Palestinian voices and UK audiences
In such a landscape, the burden is on Palestinians to play within the established rules of engagement which blatantly favour Israeli sources, and where opportunities for voicing their own perspectives are limited. It has become standard format that on the limited occasions where Palestinian representatives are interviewed by UK media channels, they are first presented with the question: “Do you condemn the Hamas attacks on 7 October?” Interviewees themselves, whilst often unaffiliated with Hamas, cannot discuss the impact of Israeli bombardment on Palestinian civilian populations without first navigating their presumed support for, if not involvement in, violent acts of terrorism. The head of the Palestinian mission to the UK, Husam Zomlot, when asked this question during an interview with the BBC, replied: “How many times have you interviewed Israel officials?

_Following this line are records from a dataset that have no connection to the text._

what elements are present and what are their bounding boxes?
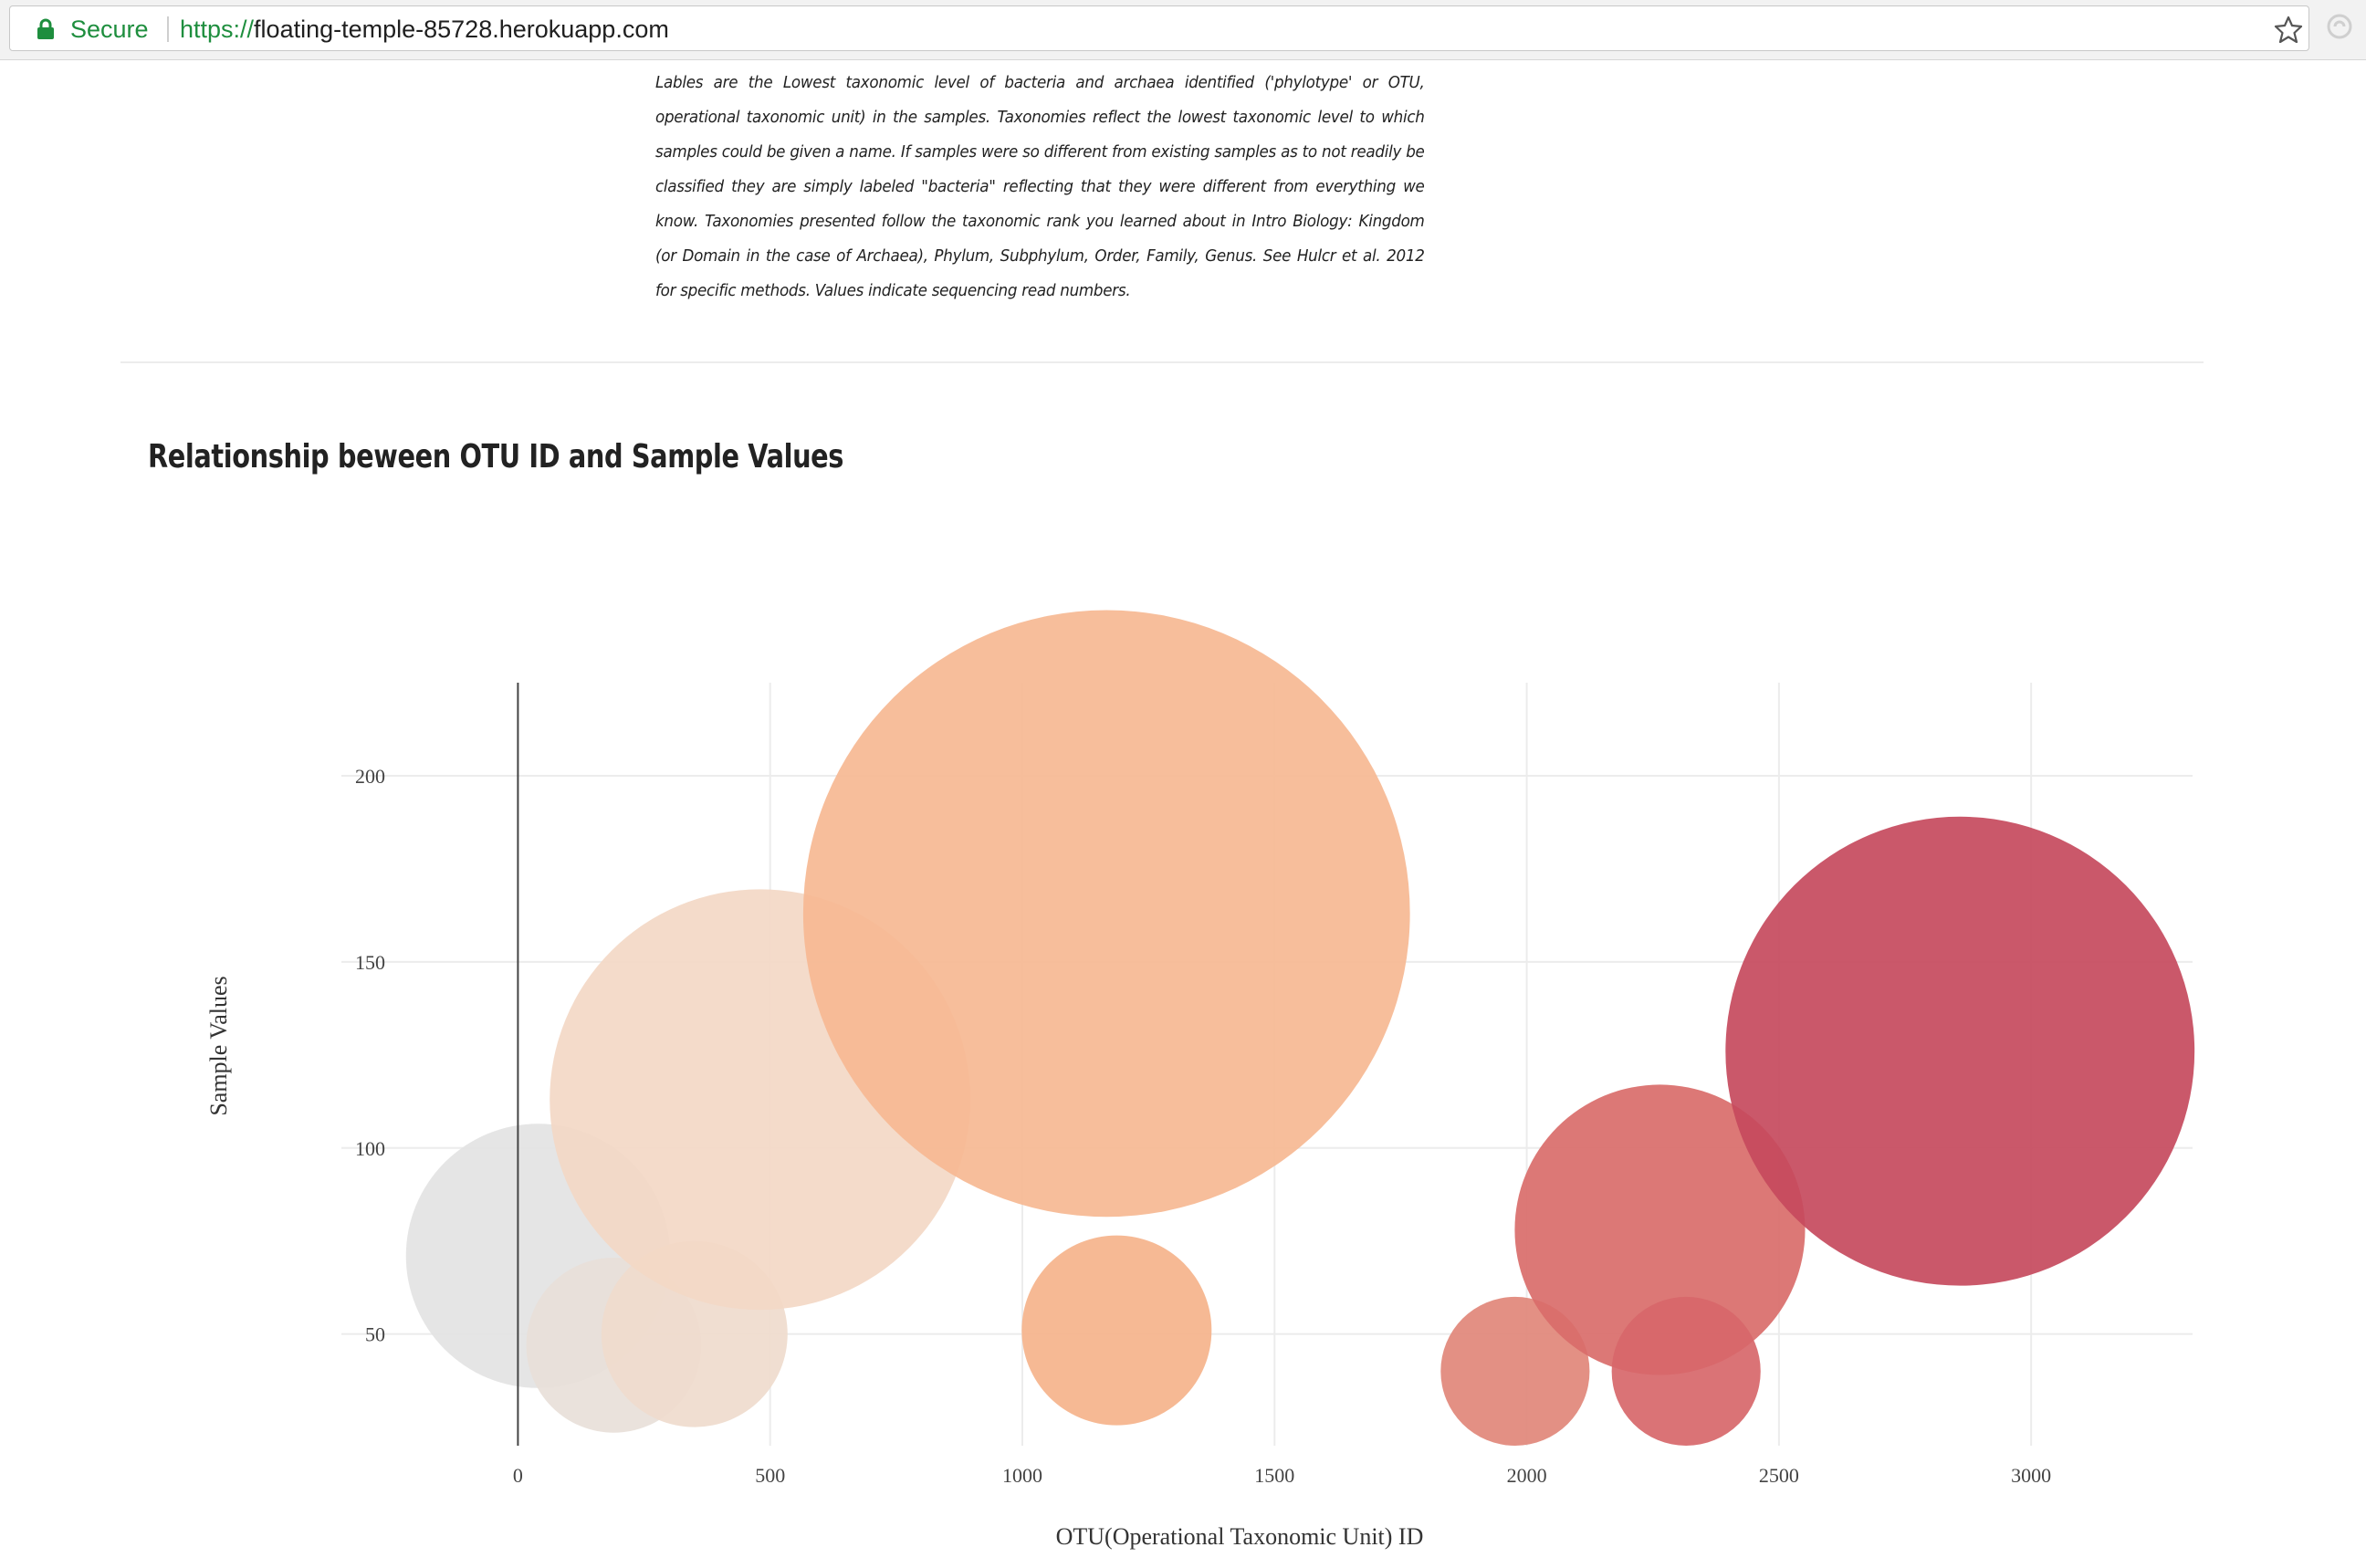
url-scheme: https:// — [180, 16, 255, 43]
y-axis-title: Sample Values — [205, 976, 232, 1115]
x-tick-label: 2000 — [1507, 1464, 1547, 1487]
taxonomy-description: Lables are the Lowest taxonomic level of… — [655, 73, 1425, 300]
section-divider — [120, 361, 2204, 363]
bubble-point — [1021, 1235, 1212, 1426]
bubble-point — [1514, 1084, 1806, 1375]
bubble-point — [1611, 1296, 1761, 1446]
y-tick-label: 200 — [355, 765, 385, 788]
bookmark-star-icon[interactable] — [2274, 16, 2303, 43]
x-tick-label: 1500 — [1254, 1464, 1294, 1487]
address-bar[interactable]: Secure https://floating-temple-85728.her… — [9, 5, 2309, 51]
extension-icon[interactable] — [2326, 13, 2353, 40]
url-host: floating-temple-85728.herokuapp.com — [254, 16, 669, 43]
omnibox-divider — [167, 16, 169, 42]
bubble-point — [1725, 816, 2195, 1286]
section-title: Relationship beween OTU ID and Sample Va… — [148, 438, 844, 476]
secure-label: Secure — [70, 16, 149, 43]
y-tick-label: 100 — [355, 1137, 385, 1160]
y-tick-label: 150 — [355, 951, 385, 974]
x-axis-title: OTU(Operational Taxonomic Unit) ID — [1056, 1523, 1424, 1550]
y-tick-label: 50 — [365, 1323, 385, 1346]
x-tick-label: 1000 — [1002, 1464, 1042, 1487]
chart-bubbles — [405, 610, 2195, 1446]
x-tick-label: 0 — [513, 1464, 523, 1487]
bubble-point — [1440, 1296, 1590, 1446]
lock-icon — [37, 18, 54, 39]
browser-toolbar: Secure https://floating-temple-85728.her… — [0, 0, 2366, 60]
x-tick-label: 500 — [755, 1464, 785, 1487]
url-text[interactable]: https://floating-temple-85728.herokuapp.… — [180, 16, 669, 44]
x-tick-label: 3000 — [2011, 1464, 2051, 1487]
bubble-point — [802, 610, 1410, 1218]
x-tick-label: 2500 — [1759, 1464, 1799, 1487]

Hundreds of times. How many times has Israel committed war crimes live on your own cameras? Do you start by asking them to condemn themselves? You don’t.”

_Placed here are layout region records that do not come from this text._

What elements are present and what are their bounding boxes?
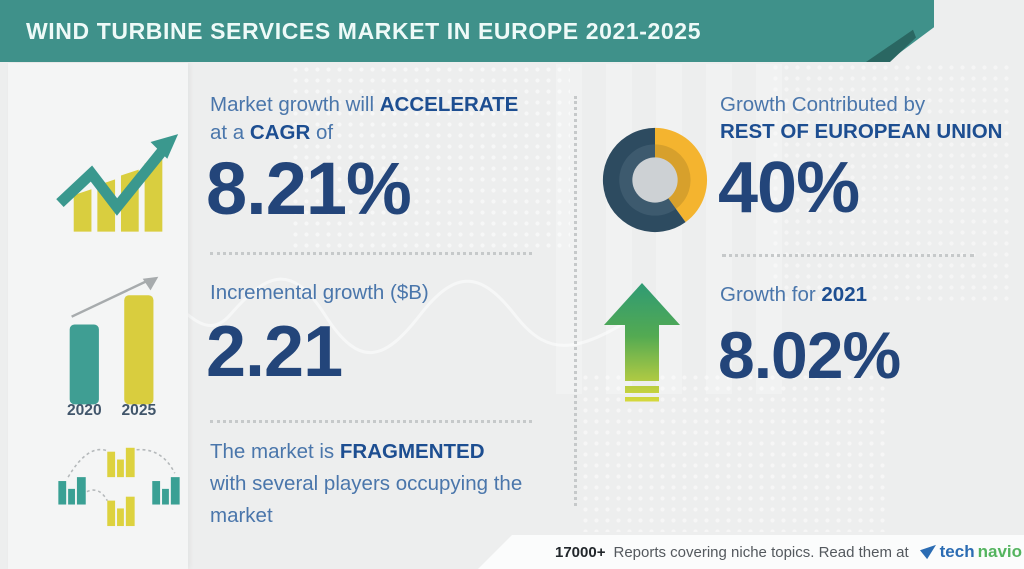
- market-structure-line2: with several players occupying the: [210, 472, 523, 495]
- separator-vertical: [574, 96, 577, 506]
- yoy-label-pre: Growth for: [720, 283, 822, 306]
- technavio-sail-icon: [919, 544, 936, 560]
- yoy-growth-value: 8.02%: [718, 318, 901, 392]
- fragmented-clusters-icon: [58, 447, 180, 527]
- cagr-term: CAGR: [249, 121, 311, 144]
- yoy-year: 2021: [821, 283, 867, 306]
- brand-text-navio: navio: [977, 542, 1023, 561]
- brand-text-tech: tech: [939, 542, 975, 561]
- report-count: 17000+: [555, 543, 606, 561]
- cagr-sub-pre: at a: [210, 121, 250, 144]
- footer-message: Reports covering niche topics. Read them…: [613, 543, 909, 561]
- incremental-growth-value: 2.21: [206, 312, 343, 392]
- year-comparison-bars-icon: 2020 2025: [67, 276, 159, 418]
- market-structure-line1: The market is FRAGMENTED: [210, 440, 485, 464]
- header-banner: WIND TURBINE SERVICES MARKET IN EUROPE 2…: [0, 0, 934, 62]
- cagr-sub-post: of: [310, 121, 334, 144]
- cagr-headline-line2: at a CAGR of: [210, 121, 333, 145]
- page-title: WIND TURBINE SERVICES MARKET IN EUROPE 2…: [26, 17, 702, 44]
- start-year-label: 2020: [67, 402, 102, 418]
- donut-chart-icon: [602, 127, 708, 233]
- structure-fragmented-text: FRAGMENTED: [339, 440, 485, 463]
- contribution-label-line1: Growth Contributed by: [720, 93, 926, 116]
- growth-trend-icon: [56, 134, 179, 232]
- structure-pre: The market is: [210, 440, 340, 463]
- incremental-growth-label: Incremental growth ($B): [210, 281, 429, 304]
- technavio-logo[interactable]: tech navio: [919, 542, 1022, 562]
- market-structure-line3: market: [210, 504, 273, 527]
- yoy-growth-label: Growth for 2021: [720, 283, 867, 307]
- cagr-intro-text: Market growth will: [210, 93, 380, 116]
- separator-right-1: [722, 254, 974, 257]
- arrow-up-icon: [604, 283, 680, 402]
- footer-bar: 17000+ Reports covering niche topics. Re…: [478, 535, 1024, 569]
- cagr-accelerate-text: ACCELERATE: [379, 93, 519, 116]
- contribution-label-line2: REST OF EUROPEAN UNION: [720, 120, 1003, 143]
- separator-middle-1: [210, 252, 532, 255]
- cagr-value: 8.21%: [206, 147, 412, 230]
- separator-middle-2: [210, 420, 532, 423]
- contribution-value: 40%: [718, 148, 860, 228]
- end-year-label: 2025: [122, 402, 157, 418]
- cagr-headline-line1: Market growth will ACCELERATE: [210, 93, 518, 117]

Unlike in 2003, the UK media audience has access to social media, including to the wealth of material produced by Palestinian and in particular Gazan journalists, filmmakers and social media accounts such as Plestia Alaqad, Eye on Palestine News, Bisan’8 and Al Jazeera’s Wael al-Dahdouh. Many of these channels and accounts produce content for English-speaking audiences and document perspectives from those on the ground as well as records of specific Israeli attacks. Palestinian journalists, once again, carry the burden not only of reporting but also justifying abuses perpetrated against them (again, particularly difficult when telecommunications networks are sabotaged).
Act now, ask for forgiveness later
Ultimately, whilst influences on UK media coverage can be clearly identified in terms of framing, language and selection bias, comparisons between the coverage of Gaza and that of UK media reporting on Iraq and Afghanistan also raise the question: can any amount of bombardment, destruction and collateral damage of Palestinian civilians ever warrant a change in UK media positioning? There is evidence to suggest shifting sympathies amongst the UK media landscape, although likely due to the extreme scale of Israel’s offensive: yes, “Israel has the right to defend itself” – but to what extent? BBC journalists have recently been reported as “crying in lavatories” and taking unpaid leave due to the outlet’s approach towards Israel as “too lenient”, while “dehumanising Palestinian lives.” We are likely to see a slow shift in language, as observed in media reporting on Afghanistan, where later studies pointed out that “the governments of the United Kingdom and Australia… constantly adjusted their narrative frameworks about what constitutes ‘progress’, while ‘victory’ [was] a term slipping into irrelevance, just as it did during the Iraq war.” Yet the suffering of Afghans left in the wake of the US and coalition invasion and subsequent withdrawal from the country has almost completely slipped from the UK media agenda.
This also begs another – even darker – question as to the purpose of this construction and promotion of particular narratives of sanitisation, militarisation and dehumanisation: are we being prepared for the worst? There is precedent for this: for one, the legacy of the UK government’s dossier on alleged nuclear weapons in Iraq, which was stated to have been “sexed up” for BBC publication in order to promote sympathy for the country’s impending joint invasion. Is it, then, sufficient for UK media outlets to act now and ask for forgiveness later: to commit the same peddling of constructed and biased narratives on Gaza and Israel, only to produce a study later down the line highlighting previous biased reporting, once the overall objectives have been accomplished?
The oft-repeated phrase is that the first casualty of war is truth. But the truth in this case is not only a casualty, but a hostage, and one for which the media is compelled to negotiate. As we remain glued to our screens, struggling to comprehend both the scale of devastation and the sheer volume of information emerging from Gaza, we often neglect the critical questions: why are we being sold a particular story, and where is it taking us?